Not only in the sense of Haskell, in any other way as well.

  • they include a bind operation that falls back to map when a pure function is passed in (and thus has an ambiguous type)

there is no bind operator provided by JS native promises

  • both the Promise constructor and resolve (aka return) join nested promises recursively

I presume you mean unwrapping "theneables", i.e. calling functions stored under then prop whenever there is such function.

The first issue can easily be bypassed by always providing a function with the right type a -> Promise b.

This would not resemble map e.g. when map(f) is used for f = x => {then: a => a}.

The second issue obviously violates the parametricity trait of parametric polymorphic functions, i.e. one cannot construct a m (m a) structure.

Indeed.

But what would this structure mean in the context of promises/asynchronous computations? I cannot think of a meaningful semantics for Promise (Promise a), where Promise is a monad. So what do we lose? What are the implications of the recursive joining?

You need to allow storing arbitrary values. Promises are not allowed to store theneables (without unwrapping), which is the problem. So you need to change semantics of both objects and methods. Allow objects to store theneables without change and implement .bind aka .chain that unwraps (or joins) theneables precisely once - no recursion.

This is what creed does for promise-like objects and cpsfy for callback-based (aka continuation passing style) functions.


Provided we are pretty pragmatic (and that's what we should be when we're programming Javascript), can't we claim that a Promise is a monad in Javascript if we take care of the edge cases?

Writing safe, succinct and composable code is pragmatic.
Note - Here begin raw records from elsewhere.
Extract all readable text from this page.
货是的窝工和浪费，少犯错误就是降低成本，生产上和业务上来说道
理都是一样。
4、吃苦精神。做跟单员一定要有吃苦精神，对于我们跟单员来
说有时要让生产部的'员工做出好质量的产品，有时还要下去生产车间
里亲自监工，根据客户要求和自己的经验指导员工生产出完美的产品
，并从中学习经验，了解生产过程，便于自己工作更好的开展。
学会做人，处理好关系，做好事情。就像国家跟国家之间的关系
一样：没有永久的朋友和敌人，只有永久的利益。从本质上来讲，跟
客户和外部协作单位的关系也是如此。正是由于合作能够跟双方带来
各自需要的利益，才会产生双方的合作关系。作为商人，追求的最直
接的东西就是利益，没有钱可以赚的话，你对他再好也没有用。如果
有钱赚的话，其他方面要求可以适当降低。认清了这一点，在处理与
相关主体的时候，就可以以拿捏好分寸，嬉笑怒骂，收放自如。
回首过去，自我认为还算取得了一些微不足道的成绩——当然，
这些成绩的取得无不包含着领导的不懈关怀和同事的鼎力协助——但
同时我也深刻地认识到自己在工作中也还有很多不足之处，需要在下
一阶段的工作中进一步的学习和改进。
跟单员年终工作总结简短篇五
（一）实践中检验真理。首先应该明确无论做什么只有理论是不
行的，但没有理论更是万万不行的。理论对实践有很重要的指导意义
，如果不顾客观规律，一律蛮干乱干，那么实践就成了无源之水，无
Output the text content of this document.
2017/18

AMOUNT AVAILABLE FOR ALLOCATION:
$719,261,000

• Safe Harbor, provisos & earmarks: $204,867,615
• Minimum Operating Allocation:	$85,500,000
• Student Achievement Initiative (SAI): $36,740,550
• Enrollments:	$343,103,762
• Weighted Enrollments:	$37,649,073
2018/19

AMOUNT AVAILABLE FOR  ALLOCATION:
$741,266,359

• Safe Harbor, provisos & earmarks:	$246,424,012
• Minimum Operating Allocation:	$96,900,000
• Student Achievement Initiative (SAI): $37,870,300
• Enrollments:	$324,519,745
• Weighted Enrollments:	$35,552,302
Risking introduce subtle bugs via leaky abstractions that might crash critical software with far going consequences is not. Every edge case is a potential source of such risk.

In that respect, claiming that Promise is a monad does more harm than help, beside being incorrect. It does harm because you cannot safely apply monadic transformations to promises. E.g. it is unsafe to use any code conforming to the monadic interface with promises as if they were monads. If used correctly, monads are there to help abstracting and reusing your code, not to introduce lines of checking and hunting for edge cases.